Background & Objective:
Speaker Recognition (SR) techniques have been developed into
a relatively mature status over the past few decades through development work. Existing methods
typically use robust features extracted from clean speech signals, and therefore in idealized conditions
can achieve very high recognition accuracy. For critical applications, such as security and forensics,
robustness and reliability of the system are crucial.
Methods:
The background noise and reverberation as often occur in many real-world applications are
known to compromise recognition performance. To improve the performance of speaker verification
systems, an effective and robust technique is proposed to extract features for speech processing, capable
of operating in the clean and noisy condition. Mel Frequency Cepstrum Coefficients (MFCCs)

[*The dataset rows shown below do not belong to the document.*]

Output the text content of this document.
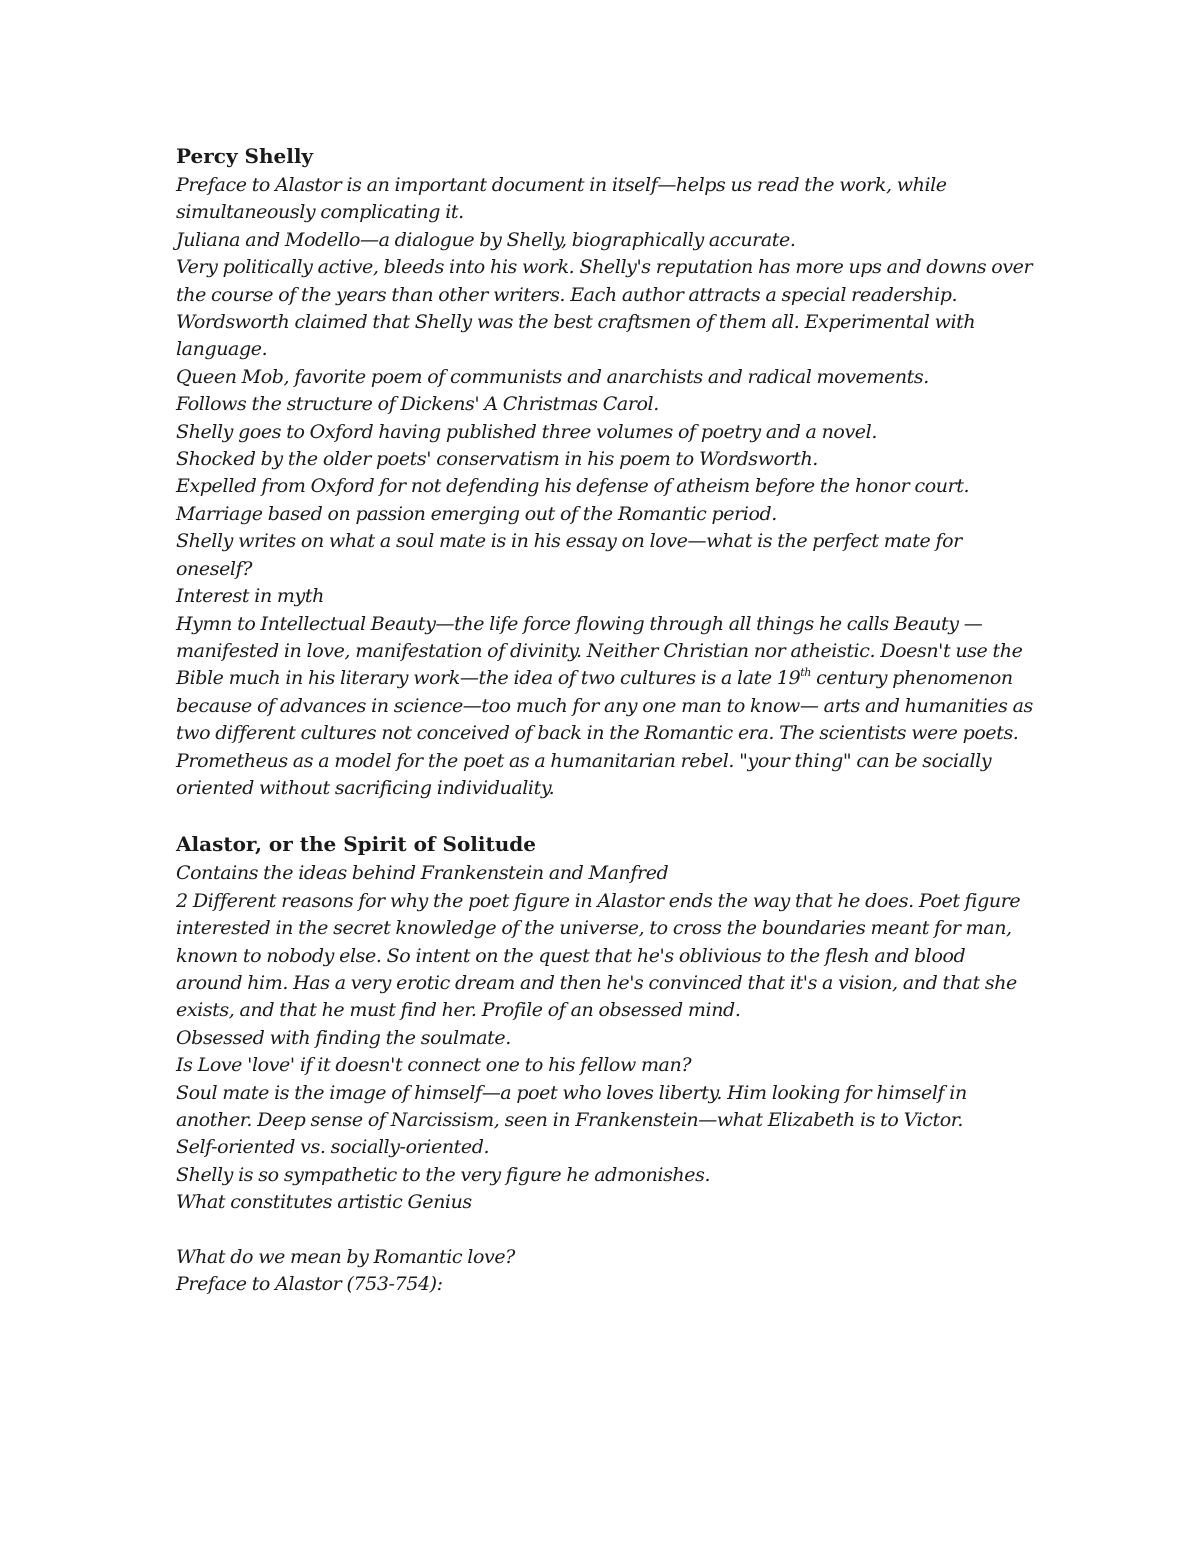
Percy Shelly

Preface to Alastor is an important document in itself—helps us read the work, while simultaneously complicating it.

Juliana and Modello—a dialogue by Shelly, biographically accurate.

Very politically active, bleeds into his work. Shelly's reputation has more ups and downs over the course of the years than other writers. Each author attracts a special readership.

Wordsworth claimed that Shelly was the best craftsmen of them all. Experimental with language.

Queen Mob, favorite poem of communists and anarchists and radical movements.

Follows the structure of Dickens' A Christmas Carol.

Shelly goes to Oxford having published three volumes of poetry and a novel.

Shocked by the older poets' conservatism in his poem to Wordsworth.

Expelled from Oxford for not defending his defense of atheism before the honor court.

Marriage based on passion emerging out of the Romantic period.

Shelly writes on what a soul mate is in his essay on love—what is the perfect mate for oneself?

Interest in myth

Hymn to Intellectual Beauty—the life force flowing through all things he calls Beauty —manifested in love, manifestation of divinity. Neither Christian nor atheistic. Doesn't use the Bible much in his literary work—the idea of two cultures is a late 19th century phenomenon because of advances in science—too much for any one man to know— arts and humanities as two different cultures not conceived of back in the Romantic era. The scientists were poets. Prometheus as a model for the poet as a humanitarian rebel. "your thing" can be socially oriented without sacrificing individuality.

Alastor, or the Spirit of Solitude

Contains the ideas behind Frankenstein and Manfred

2 Different reasons for why the poet figure in Alastor ends the way that he does. Poet figure interested in the secret knowledge of the universe, to cross the boundaries meant for man, known to nobody else. So intent on the quest that he's oblivious to the flesh and blood around him. Has a very erotic dream and then he's convinced that it's a vision, and that she exists, and that he must find her. Profile of an obsessed mind.

Obsessed with finding the soulmate.

Is Love 'love' if it doesn't connect one to his fellow man?

Soul mate is the image of himself—a poet who loves liberty. Him looking for himself in another. Deep sense of Narcissism, seen in Frankenstein—what Elizabeth is to Victor.

Self-oriented vs. socially-oriented.

Shelly is so sympathetic to the very figure he admonishes.

What constitutes artistic Genius

What do we mean by Romantic love?

Preface to Alastor (753-754):
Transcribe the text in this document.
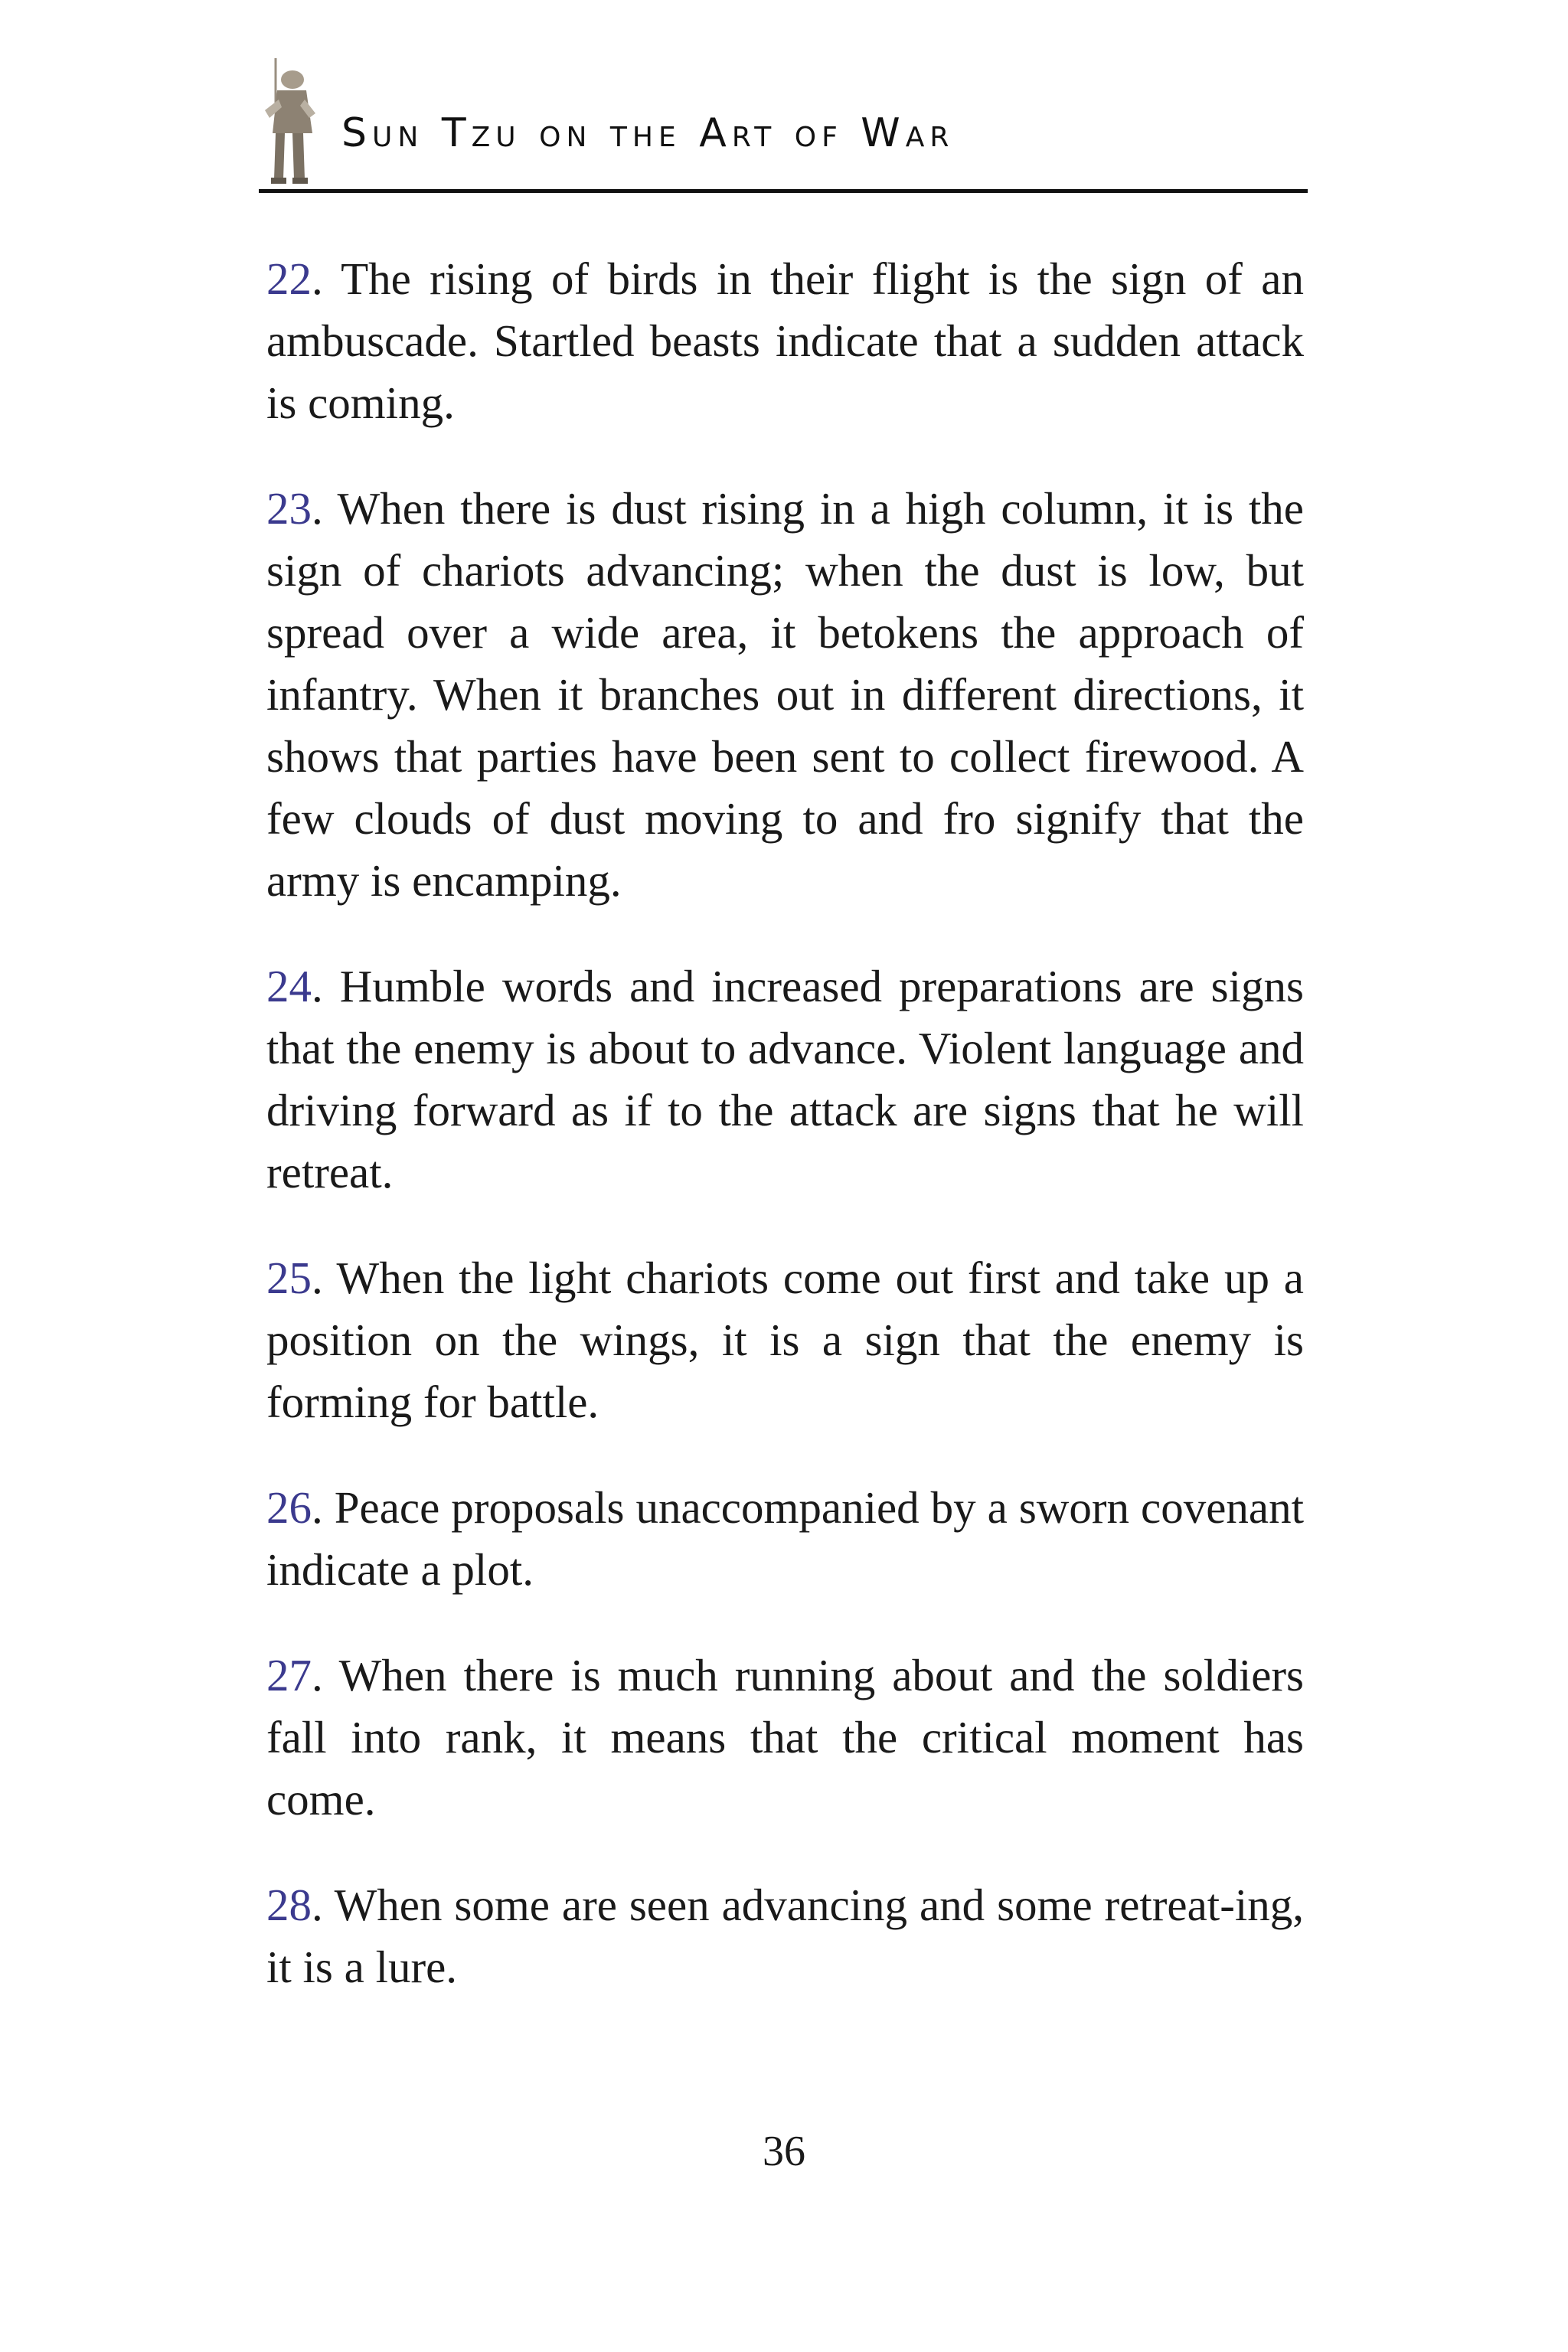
Sun Tzu on the Art of War

22. The rising of birds in their flight is the sign of an ambuscade. Startled beasts indicate that a sudden attack is coming.

23. When there is dust rising in a high column, it is the sign of chariots advancing; when the dust is low, but spread over a wide area, it betokens the approach of infantry. When it branches out in different directions, it shows that parties have been sent to collect firewood. A few clouds of dust moving to and fro signify that the army is encamping.

24. Humble words and increased preparations are signs that the enemy is about to advance. Violent language and driving forward as if to the attack are signs that he will retreat.

25. When the light chariots come out first and take up a position on the wings, it is a sign that the enemy is forming for battle.

26. Peace proposals unaccompanied by a sworn covenant indicate a plot.

27. When there is much running about and the soldiers fall into rank, it means that the critical moment has come.

28. When some are seen advancing and some retreat-ing, it is a lure.

36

and Gammatone Frequency Cepstral Coefficients (GFCC) are the mature techniques and the most
common features, which are used for speaker recognition. MFCCs are calculated from the log energies
in frequency bands distributed over a mel scale. While GFCC has been acquired from a bank of
Gammatone filters, which was originally suggested to model human cochlear filtering. This paper
investigates the performance of GFCC and the conventional MFCC feature in clean and noisy conditions.
The effects of the Signal-to-Noise Ratio (SNR) and language mismatch on the system performance
have been taken into account in this work.
Conclusion:
Experimental results have shown significant improvement in system performance in
terms of reduced equal error rate and detection error trade-off. Performance in terms of recognition
rates under various types of noise, various Signal-to-Noise Ratios (SNRs) was quantified via simulation.
Results of the study are also presented and discussed.